KUALA LUMPUR, Feb 19 ― Malaysia needs to take concrete steps to end the longstanding issue of forced labour that has been widely reported locally and internationally, the Human Rights Commission of Malaysia (Suhakam) said today.

While commending the federal government for Malaysia's first ever National Action Plan on Forced Labour (NAPFL) 2021-2025 launched last year, Suhakam said more tangible outcomes needed to be implemented and soon; this includes reforming the law.

“The standards set forth by the International Labour Organisation (ILO) Protocol of 2014 to the Forced Labour Convention 1930 that Malaysia has agreed to ratify, should anchor the NAPFL.

“In addition, Suhakam urges for tangible outcomes including in law reform and effective remedy to be in place the earliest possible.


“Suhakam looks forward for the NAPFL to critically address, among others, more stringent requirements for companies to implement effective due diligence procedures and grievance mechanisms, particularly in their employment practices,” it said in a statement.
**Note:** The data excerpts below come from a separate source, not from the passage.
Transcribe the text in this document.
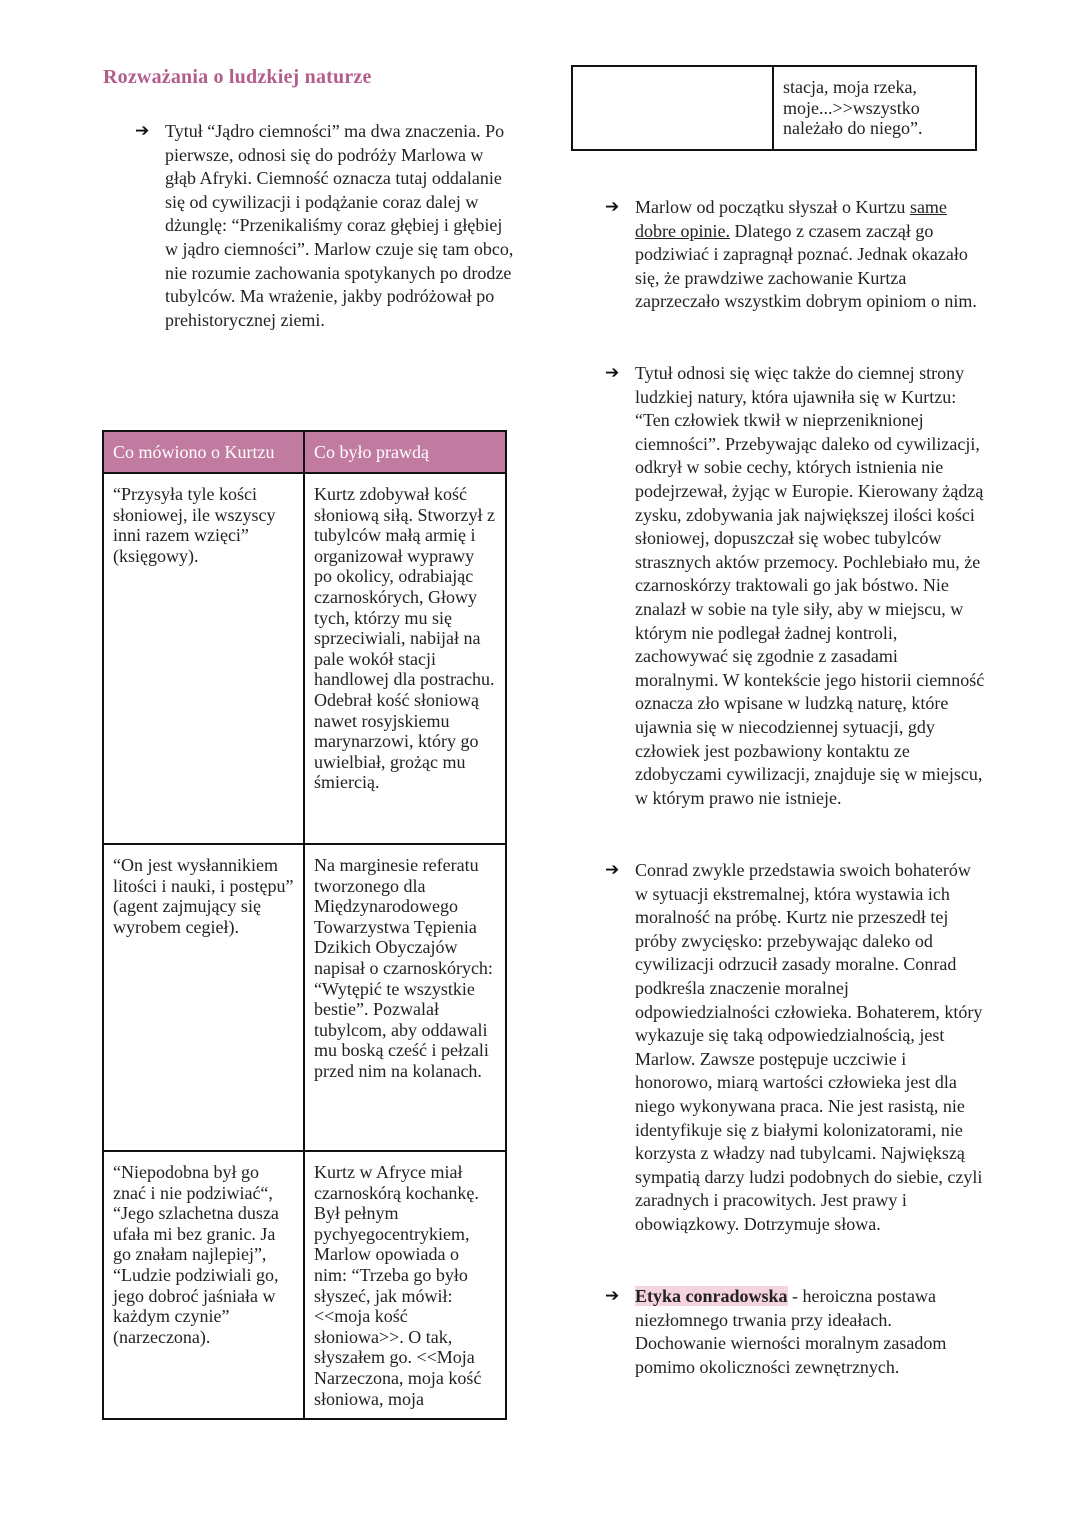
Rozważania o ludzkiej naturze
➔ Tytuł “Jądro ciemności” ma dwa znaczenia. Po pierwsze, odnosi się do podróży Marlowa w głąb Afryki. Ciemność oznacza tutaj oddalanie się od cywilizacji i podążanie coraz dalej w dżunglę: “Przenikaliśmy coraz głębiej i głębiej w jądro ciemności”. Marlow czuje się tam obco, nie rozumie zachowania spotykanych po drodze tubylców. Ma wrażenie, jakby podróżował po prehistorycznej ziemi.
Co mówiono o Kurtzu	Co było prawdą
“Przysyła tyle kości słoniowej, ile wszyscy inni razem wzięci” (księgowy).	Kurtz zdobywał kość słoniową siłą. Stworzył z tubylców małą armię i organizował wyprawy po okolicy, odrabiając czarnoskórych, Głowy tych, którzy mu się sprzeciwiali, nabijał na pale wokół stacji handlowej dla postrachu. Odebrał kość słoniową nawet rosyjskiemu marynarzowi, który go uwielbiał, grożąc mu śmiercią.
“On jest wysłannikiem litości i nauki, i postępu” (agent zajmujący się wyrobem cegieł).	Na marginesie referatu tworzonego dla Międzynarodowego Towarzystwa Tępienia Dzikich Obyczajów napisał o czarnoskórych: “Wytępić te wszystkie bestie”. Pozwalał tubylcom, aby oddawali mu boską cześć i pełzali przed nim na kolanach.
“Niepodobna był go znać i nie podziwiać“, “Jego szlachetna dusza ufała mi bez granic. Ja go znałam najlepiej”, “Ludzie podziwiali go, jego dobroć jaśniała w każdym czynie” (narzeczona).	Kurtz w Afryce miał czarnoskórą kochankę. Był pełnym pychyegocentrykiem, Marlow opowiada o nim: “Trzeba go było słyszeć, jak mówił: <<moja kość słoniowa>>. O tak, słyszałem go. <<Moja Narzeczona, moja kość słoniowa, moja
	stacja, moja rzeka, moje...>>wszystko należało do niego”.
➔ Marlow od początku słyszał o Kurtzu same dobre opinie. Dlatego z czasem zaczął go podziwiać i zapragnął poznać. Jednak okazało się, że prawdziwe zachowanie Kurtza zaprzeczało wszystkim dobrym opiniom o nim.
➔ Tytuł odnosi się więc także do ciemnej strony ludzkiej natury, która ujawniła się w Kurtzu: “Ten człowiek tkwił w nieprzeniknionej ciemności”. Przebywając daleko od cywilizacji, odkrył w sobie cechy, których istnienia nie podejrzewał, żyjąc w Europie. Kierowany żądzą zysku, zdobywania jak największej ilości kości słoniowej, dopuszczał się wobec tubylców strasznych aktów przemocy. Pochlebiało mu, że czarnoskórzy traktowali go jak bóstwo. Nie znalazł w sobie na tyle siły, aby w miejscu, w którym nie podlegał żadnej kontroli, zachowywać się zgodnie z zasadami moralnymi. W kontekście jego historii ciemność oznacza zło wpisane w ludzką naturę, które ujawnia się w niecodziennej sytuacji, gdy człowiek jest pozbawiony kontaktu ze zdobyczami cywilizacji, znajduje się w miejscu, w którym prawo nie istnieje.
➔ Conrad zwykle przedstawia swoich bohaterów w sytuacji ekstremalnej, która wystawia ich moralność na próbę. Kurtz nie przeszedł tej próby zwycięsko: przebywając daleko od cywilizacji odrzucił zasady moralne. Conrad podkreśla znaczenie moralnej odpowiedzialności człowieka. Bohaterem, który wykazuje się taką odpowiedzialnością, jest Marlow. Zawsze postępuje uczciwie i honorowo, miarą wartości człowieka jest dla niego wykonywana praca. Nie jest rasistą, nie identyfikuje się z białymi kolonizatorami, nie korzysta z władzy nad tubylcami. Największą sympatią darzy ludzi podobnych do siebie, czyli zaradnych i pracowitych. Jest prawy i obowiązkowy. Dotrzymuje słowa.
➔ Etyka conradowska - heroiczna postawa niezłomnego trwania przy ideałach. Dochowanie wierności moralnym zasadom pomimo okoliczności zewnętrznych.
The NAPFL was launched with the aim of eliminating forced labour in Malaysia by 2030.

Developed by the Human Resources Ministry with the support of the International Labour Organisation (ILO), the NAPFL 2021-2025 focuses on awareness, enforcement, labour migration as well as access to remedy and support services to eliminate forced labour in Malaysia over the next few years.


Suhakam stressed that forced labour is a serious human rights violation and infringes the legal guarantee provided by Article 6 of the Federal Constitution which prohibits all forms of slavery and forced labour.
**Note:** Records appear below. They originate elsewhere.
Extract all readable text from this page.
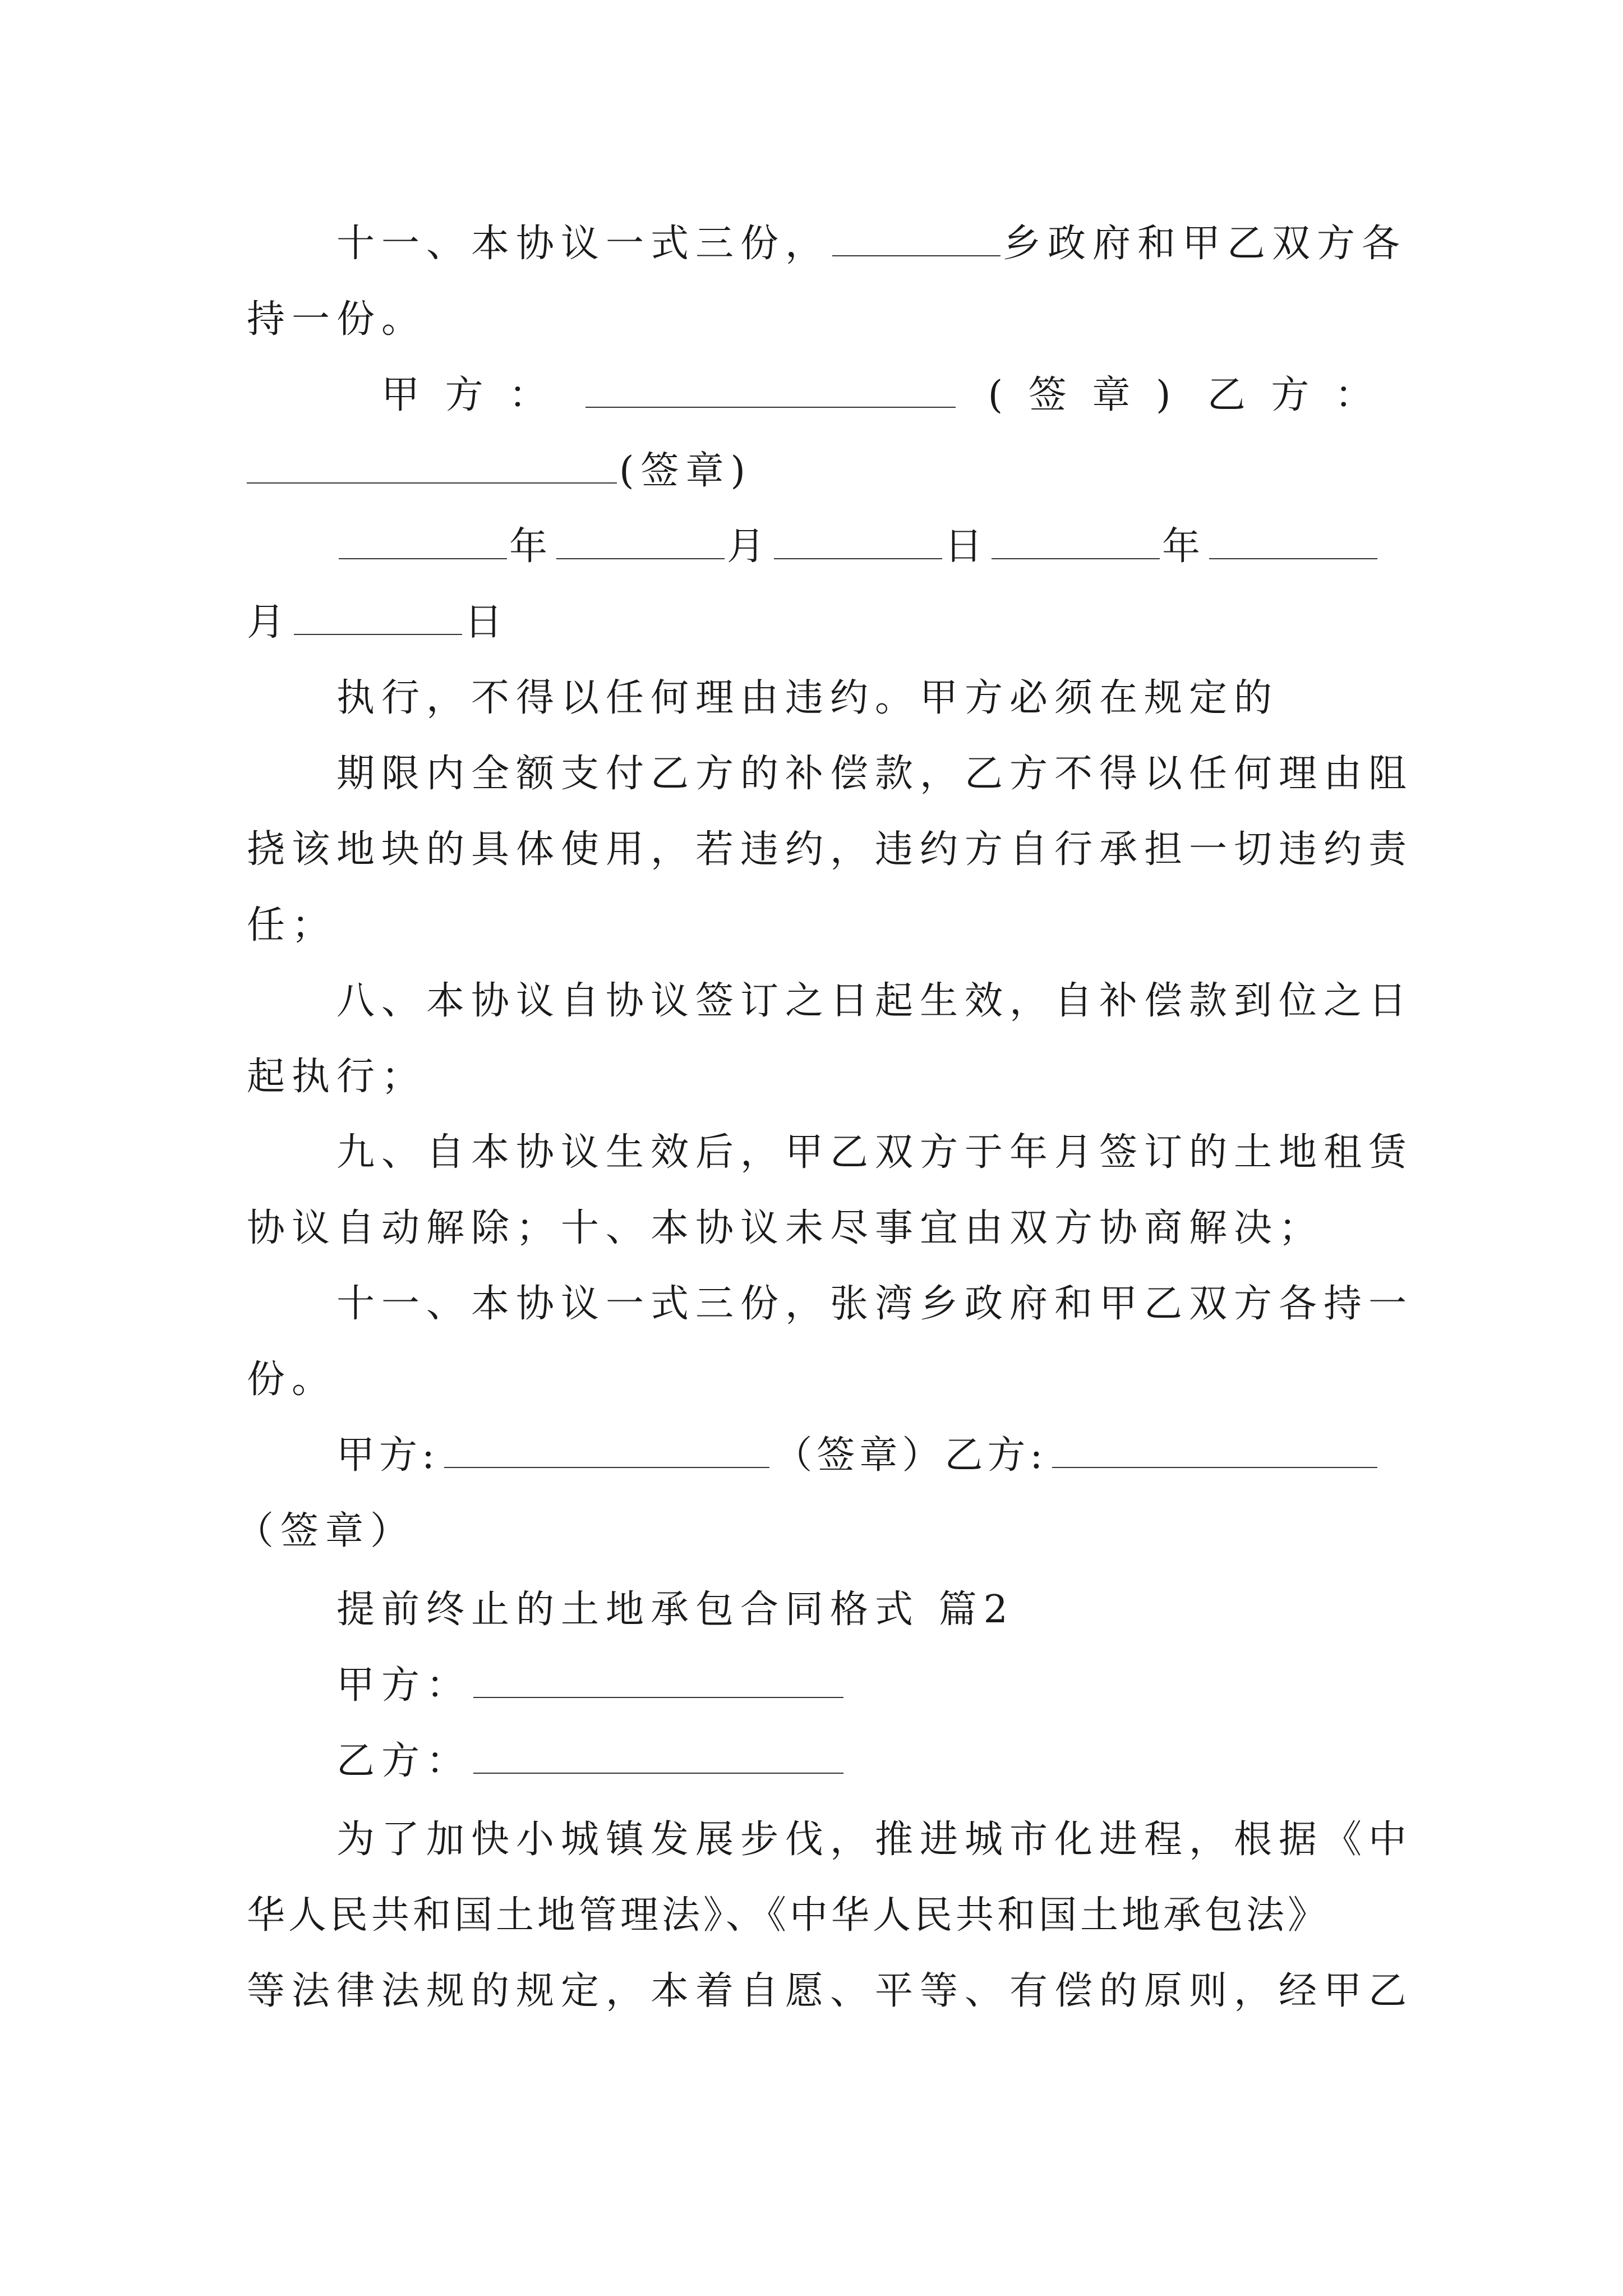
十一、本协议一式三份，	乡政府和甲乙双方各
持一份。
甲 方 ：	( 签 章 ) 乙 方 ：
(签章)
年	月	日	年
月	日
执行，不得以任何理由违约。甲方必须在规定的
期限内全额支付乙方的补偿款，乙方不得以任何理由阻
挠该地块的具体使用，若违约，违约方自行承担一切违约责
任；
八、本协议自协议签订之日起生效，自补偿款到位之日
起执行；
九、自本协议生效后，甲乙双方于年月签订的土地租赁
协议自动解除；十、本协议未尽事宜由双方协商解决；
十一、本协议一式三份，张湾乡政府和甲乙双方各持一
份。
甲方:	（签章）乙方:
（签章）
提前终止的土地承包合同格式 篇2
甲方：
乙方：
为了加快小城镇发展步伐，推进城市化进程，根据《中
华人民共和国土地管理法》、《中华人民共和国土地承包法》
等法律法规的规定，本着自愿、平等、有偿的原则，经甲乙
In addition, Suhakam said such practices contravene the Anti-Trafficking in Persons and Anti-Smuggling of Migrants Act 2007 (ATIPSOM) that criminalises forced labour which is a form of exploitation of human beings.
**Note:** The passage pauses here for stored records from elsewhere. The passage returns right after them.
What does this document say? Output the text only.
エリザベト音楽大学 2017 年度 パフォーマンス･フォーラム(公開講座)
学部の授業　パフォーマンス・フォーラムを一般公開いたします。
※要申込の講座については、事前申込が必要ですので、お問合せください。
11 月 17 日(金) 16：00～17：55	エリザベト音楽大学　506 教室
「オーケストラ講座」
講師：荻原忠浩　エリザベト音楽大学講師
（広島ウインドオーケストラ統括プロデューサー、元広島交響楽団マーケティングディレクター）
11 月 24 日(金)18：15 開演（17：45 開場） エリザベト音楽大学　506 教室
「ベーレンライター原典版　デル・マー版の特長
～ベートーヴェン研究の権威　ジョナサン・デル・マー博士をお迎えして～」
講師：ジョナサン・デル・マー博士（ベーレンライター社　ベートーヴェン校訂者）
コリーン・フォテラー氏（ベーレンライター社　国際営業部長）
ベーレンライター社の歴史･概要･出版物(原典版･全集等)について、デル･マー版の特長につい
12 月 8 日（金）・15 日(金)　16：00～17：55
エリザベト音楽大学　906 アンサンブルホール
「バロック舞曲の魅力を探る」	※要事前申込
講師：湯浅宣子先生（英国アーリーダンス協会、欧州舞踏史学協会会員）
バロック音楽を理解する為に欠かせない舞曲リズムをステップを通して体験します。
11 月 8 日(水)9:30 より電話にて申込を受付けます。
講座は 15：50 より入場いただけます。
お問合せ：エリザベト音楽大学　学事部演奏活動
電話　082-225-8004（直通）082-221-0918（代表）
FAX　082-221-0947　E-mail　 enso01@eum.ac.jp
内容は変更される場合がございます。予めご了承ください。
“The issuance of numerous Withhold Release Orders (WRO) by the United States Customs and Border Protection (CBD) to Malaysian companies over alleged forced labour practices signal the urgent need for Malaysia to immediately put in place effective measures to circumvent and remedy forced labour practices that is occurring in Malaysia or involving Malaysian companies,” it said.

Notwithstanding the legal provisions to be enforced by the government, Suhakam said private companies have a responsibility to comply with both national labour laws and international labour standards throughout their entire supply chain.

“These should address the various sectors including the medical supplies industry, agricultural (including plantations), construction and manufacturing sectors,” it said.

Suhakam reiterated its call for the government to ensure transparency by making public the full report of the Special Independent Committee on Foreign Worker Management.

The commission also urged the government to speed up implementation of the committee’s recommendations concerning foreign worker recruitment.

It said the government should consult relevant stakeholders, including NGOs, for long-term success.

Suhakam also called on the government to expedite the development of Malaysia's National Action Plan on Business and Human Rights (NAPBHR) so that businesses will respect human rights.

It said the NAPBHR should be strictly guided by the UN Guiding Principles on Business and Human Rights.